Even for Northern Illinois, this is going to be their first experience. We're going to make it a great one. We're going to make sure when these guys leave here they're going to say, "That's what it means to go to a BCS bowl game. That's what it means to finally hit the big time." And our goal is that when Northern Illinois leaves town, because we've got Northern Illinois-Florida State that first week, that's the Orange Bowl classic, that's as big a game to them as any game. We treat it the same way, that's the Orange Bowl classic. We'll put Northern Illinois and Florida State on their planes, and like I said, rush home, jump in the shower and head back out to the airport to greet Notre Dame and Alabama. Our goal is just to make it an awesome experience for everybody involved in the process, whether you're a coach, a student-athlete or a fan. We know if we wow people this week, when they're talking about their next family vacation, they're coming back to Fort Lauderdale.

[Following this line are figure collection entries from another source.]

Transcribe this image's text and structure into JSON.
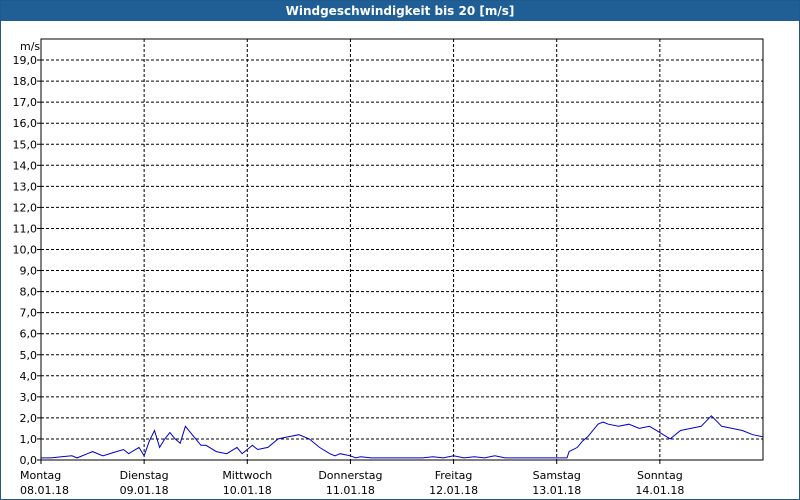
{
  "title": "Windgeschwindigkeit bis 20 [m/s]",
  "chart_data": {
    "type": "line",
    "title": "Windgeschwindigkeit bis 20 [m/s]",
    "ylabel": "m/s",
    "ylim": [
      0,
      20
    ],
    "yticks": [
      "0,0",
      "1,0",
      "2,0",
      "3,0",
      "4,0",
      "5,0",
      "6,0",
      "7,0",
      "8,0",
      "9,0",
      "10,0",
      "11,0",
      "12,0",
      "13,0",
      "14,0",
      "15,0",
      "16,0",
      "17,0",
      "18,0",
      "19,0"
    ],
    "xlim": [
      0,
      7
    ],
    "days": [
      {
        "day": "Montag",
        "date": "08.01.18"
      },
      {
        "day": "Dienstag",
        "date": "09.01.18"
      },
      {
        "day": "Mittwoch",
        "date": "10.01.18"
      },
      {
        "day": "Donnerstag",
        "date": "11.01.18"
      },
      {
        "day": "Freitag",
        "date": "12.01.18"
      },
      {
        "day": "Samstag",
        "date": "13.01.18"
      },
      {
        "day": "Sonntag",
        "date": "14.01.18"
      }
    ],
    "grid": true,
    "line_color": "#0000cc",
    "series": [
      {
        "x": [
          0,
          0.1,
          0.2,
          0.3,
          0.35,
          0.45,
          0.5,
          0.6,
          0.7,
          0.8,
          0.85,
          0.95,
          1.0,
          1.05,
          1.1,
          1.15,
          1.2,
          1.25,
          1.3,
          1.35,
          1.4,
          1.5,
          1.55,
          1.6,
          1.7,
          1.8,
          1.9,
          1.95,
          2.0,
          2.05,
          2.1,
          2.2,
          2.3,
          2.4,
          2.5,
          2.6,
          2.7,
          2.8,
          2.85,
          2.9,
          3.0,
          3.05,
          3.1,
          3.2,
          3.3,
          3.4,
          3.5,
          3.6,
          3.7,
          3.8,
          3.9,
          4.0,
          4.1,
          4.2,
          4.3,
          4.4,
          4.5,
          4.6,
          4.7,
          4.8,
          4.9,
          5.0,
          5.1,
          5.12,
          5.2,
          5.25,
          5.3,
          5.4,
          5.45,
          5.5,
          5.6,
          5.7,
          5.8,
          5.9,
          6.0,
          6.1,
          6.2,
          6.3,
          6.4,
          6.5,
          6.6,
          6.7,
          6.8,
          6.9,
          7.0
        ],
        "y": [
          0.1,
          0.1,
          0.15,
          0.2,
          0.1,
          0.3,
          0.4,
          0.2,
          0.35,
          0.5,
          0.3,
          0.6,
          0.2,
          0.9,
          1.4,
          0.6,
          1.0,
          1.3,
          1.0,
          0.8,
          1.6,
          1.0,
          0.7,
          0.7,
          0.4,
          0.3,
          0.6,
          0.3,
          0.5,
          0.7,
          0.5,
          0.6,
          1.0,
          1.1,
          1.2,
          1.0,
          0.6,
          0.3,
          0.2,
          0.3,
          0.2,
          0.1,
          0.15,
          0.1,
          0.1,
          0.1,
          0.1,
          0.1,
          0.1,
          0.15,
          0.1,
          0.2,
          0.1,
          0.15,
          0.1,
          0.2,
          0.1,
          0.1,
          0.1,
          0.1,
          0.1,
          0.1,
          0.1,
          0.4,
          0.6,
          0.9,
          1.1,
          1.7,
          1.8,
          1.7,
          1.6,
          1.7,
          1.5,
          1.6,
          1.3,
          1.0,
          1.4,
          1.5,
          1.6,
          2.1,
          1.6,
          1.5,
          1.4,
          1.2,
          1.1
        ]
      }
    ]
  }
}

How often do you get back to Notre Dame for games?

JS: This year I did four games. This will be my fifth game, so I'd say I probably do three to four games a year. Usually two to three on campus, and then if they're playing anywhere that's convenient. Because of my role with the Orange Bowl, I'm involved with all the BCS stuff and working with the ACC, too, and the Big East. Obviously I don't travel every weekend -- I would be divorced. The nice thing about Notre Dame now with my daughter there is it's like getting a hall pass. I tell my wife, "Well, I'm not really going to see a college football game and I'm not going back to hang out with my college roommates, I'm going to see my daughter. In fact, honey, I'm going to see your daughter." And it works very well.

When did the possibility of Notre Dame getting to this game really start to enter your mind?

JS: The Oklahoma game was the first time for me. Before the Oklahoma game I thought this was a good team; I thought it was a team that, if all things went well, could get to maybe double-digit wins at the end of the year. But that Oklahoma game, to go down there in a very hostile environment, a double-digit underdog, and to play the way they played, that was sort of the game that I kind of went, "wow." We have a committee on the Orange Bowl that's called strategic relations. There's three of us that work in the BCS for the future of the BCS, and the other guy that heads that up with me is an Oklahoma graduate. So leading up to that game he and I had a lot of back and forth, friendly rivalry stuff. But obviously you can imagine with a committee of football fans that's always a fun experience any time your teams play each other. So we were going back and forth, and after getting his emails and his texts, I'm thinking, "Man, that Oklahoma team really is awful good." And then when they went down there and did what they did down in Norman, I said this team's really got the potential to do something special. And then they came back the following week and almost stumbled.

But I think it was the Oklahoma game that kind of had me thinking, "Geez, we can actually host these guys in the Orange Bowl." I can't say that any time before that game I was even thinking that big. And then I was out at USC and obviously when they won that game I knew they were coming. But I went out to USC with the thought that, "All right, we're going to be hosting these guys. So let's make sure we cover all the bases in terms of who we need to work with and deal with."

I've got to ask you this before I let you go: Prediction?

JS: Well, let me say this: As a member of the Orange Bowl committee, I'm going to withhold a prediction, because we are not in the business of making predictions, we're just about making great experiences. But I'll probably be wearing a religious medal at some point during the game.